Читаем Истребление персиян полностью

Так случилось, что в своей сверстнической группе, тех, кто родился после войны, я был одним из младших. При всех индивидуальных различиях круг ровесников объединяли влияние оттепели, на которую пришлись школьные годы, коллективная родительская память (война, сталинизм). Для всех огромное значение имело наступление застоя в ранней молодости и понимание того, что легальные карьерные перспективы для нас более или менее закрыты. Мои сверстники не могли ни инициировать какой-то смелый политический жест – за ним в Ленинграде следовали немедленные репрессии, ни опубликовать книгу, ни поставить спектакль, ни напечатать открыто сколько-нибудь смелое исследование в области истории или филологии. Сторожа и кочегары, подпольные репетиторы, преподаватели вечерних школ и кружков во дворцах пионеров, страстные читатели тартуских “семиотических записок”, проводившие свободное время в “Сайгоне”, Публичной библиотеке, Александро-Невской лавре или на кухнях редких сверстников, живших без родителей.

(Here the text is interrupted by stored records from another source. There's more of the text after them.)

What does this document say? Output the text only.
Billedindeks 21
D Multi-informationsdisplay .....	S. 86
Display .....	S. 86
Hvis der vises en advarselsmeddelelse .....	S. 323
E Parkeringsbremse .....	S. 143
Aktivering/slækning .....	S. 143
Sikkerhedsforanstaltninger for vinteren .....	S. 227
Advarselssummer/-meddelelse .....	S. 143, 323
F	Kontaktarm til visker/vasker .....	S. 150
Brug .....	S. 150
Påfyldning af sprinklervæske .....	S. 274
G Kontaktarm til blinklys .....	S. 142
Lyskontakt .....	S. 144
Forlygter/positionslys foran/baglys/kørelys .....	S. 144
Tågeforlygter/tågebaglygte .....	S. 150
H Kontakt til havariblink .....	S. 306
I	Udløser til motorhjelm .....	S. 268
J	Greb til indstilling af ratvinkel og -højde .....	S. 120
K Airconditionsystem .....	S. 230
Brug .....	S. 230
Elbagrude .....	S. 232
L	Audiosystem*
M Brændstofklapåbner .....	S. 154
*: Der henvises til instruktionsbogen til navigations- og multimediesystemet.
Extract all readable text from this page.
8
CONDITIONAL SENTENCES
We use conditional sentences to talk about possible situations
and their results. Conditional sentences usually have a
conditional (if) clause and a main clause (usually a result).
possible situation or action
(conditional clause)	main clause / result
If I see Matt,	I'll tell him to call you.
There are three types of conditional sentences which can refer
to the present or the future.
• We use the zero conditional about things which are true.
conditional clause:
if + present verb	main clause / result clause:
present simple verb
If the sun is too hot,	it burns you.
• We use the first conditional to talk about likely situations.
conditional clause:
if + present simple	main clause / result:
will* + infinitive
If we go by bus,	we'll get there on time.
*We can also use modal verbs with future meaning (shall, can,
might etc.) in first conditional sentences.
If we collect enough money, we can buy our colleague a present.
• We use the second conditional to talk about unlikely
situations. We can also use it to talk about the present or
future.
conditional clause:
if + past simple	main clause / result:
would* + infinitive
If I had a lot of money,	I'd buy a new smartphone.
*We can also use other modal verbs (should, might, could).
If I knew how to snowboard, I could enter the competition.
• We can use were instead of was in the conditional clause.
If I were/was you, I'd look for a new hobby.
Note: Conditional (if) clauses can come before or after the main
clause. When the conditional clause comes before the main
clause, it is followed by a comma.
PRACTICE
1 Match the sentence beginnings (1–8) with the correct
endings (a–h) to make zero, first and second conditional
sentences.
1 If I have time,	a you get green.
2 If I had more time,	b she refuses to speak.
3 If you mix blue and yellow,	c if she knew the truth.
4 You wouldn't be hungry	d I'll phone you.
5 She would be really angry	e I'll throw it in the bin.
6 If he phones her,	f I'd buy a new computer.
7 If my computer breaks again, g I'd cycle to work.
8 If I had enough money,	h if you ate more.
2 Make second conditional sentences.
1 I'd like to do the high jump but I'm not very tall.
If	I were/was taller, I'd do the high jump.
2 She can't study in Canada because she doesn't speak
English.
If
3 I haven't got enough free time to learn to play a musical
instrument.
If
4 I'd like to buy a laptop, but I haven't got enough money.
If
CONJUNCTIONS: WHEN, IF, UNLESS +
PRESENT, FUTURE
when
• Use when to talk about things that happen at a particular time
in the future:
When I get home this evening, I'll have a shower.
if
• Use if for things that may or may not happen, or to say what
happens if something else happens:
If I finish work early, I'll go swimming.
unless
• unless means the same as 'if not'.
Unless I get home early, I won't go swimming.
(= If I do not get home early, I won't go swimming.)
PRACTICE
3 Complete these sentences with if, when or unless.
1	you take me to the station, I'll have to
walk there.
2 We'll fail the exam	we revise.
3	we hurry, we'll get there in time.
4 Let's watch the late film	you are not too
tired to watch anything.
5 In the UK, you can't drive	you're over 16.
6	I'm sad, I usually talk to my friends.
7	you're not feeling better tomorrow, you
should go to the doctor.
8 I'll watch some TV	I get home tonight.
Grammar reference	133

Стремление ко всякого рода бытовому комфорту считалось более или менее бессмысленным и поэтому почиталось признаком дурного тона. Мы много пили, женились, разводились и создали некий подпольный мир (то, что Виктор Кривулин называл “второй культурой”), из которого редко выходили.

Первым значительным человеком следующего за мной поколения стал в моей жизни Александр Тимофеевский.

Шура произвел на меня сильное и необычное впечатление как новый социальный и эстетический тип, каких я раньше не видел. На 10 лет меня моложе (мне было 28, ему 18), то есть в отличие от меня и моих годков целиком дитя застоя.

То, что сразу поражало в нем, – изысканная вежливость и, что называется, манеры. Персонаж дворянской прозы XIX века: прежде всего вспоминаются Тургенев и Толстой в тогдашней атмосфере, похожей скорее на мир Достоевского. Как бы Кирсанов-старший или Билибин среди Фердыщенко, Мышкиных, Лебядкиных и Ипполитов. Доброжелательность, вежливость, опрятность, искусство small talk, непоказной демократизм. Я и в родительском поколении таких людей видел мало… Какой-то молодой Дмитрий Сергеевич Лихачев.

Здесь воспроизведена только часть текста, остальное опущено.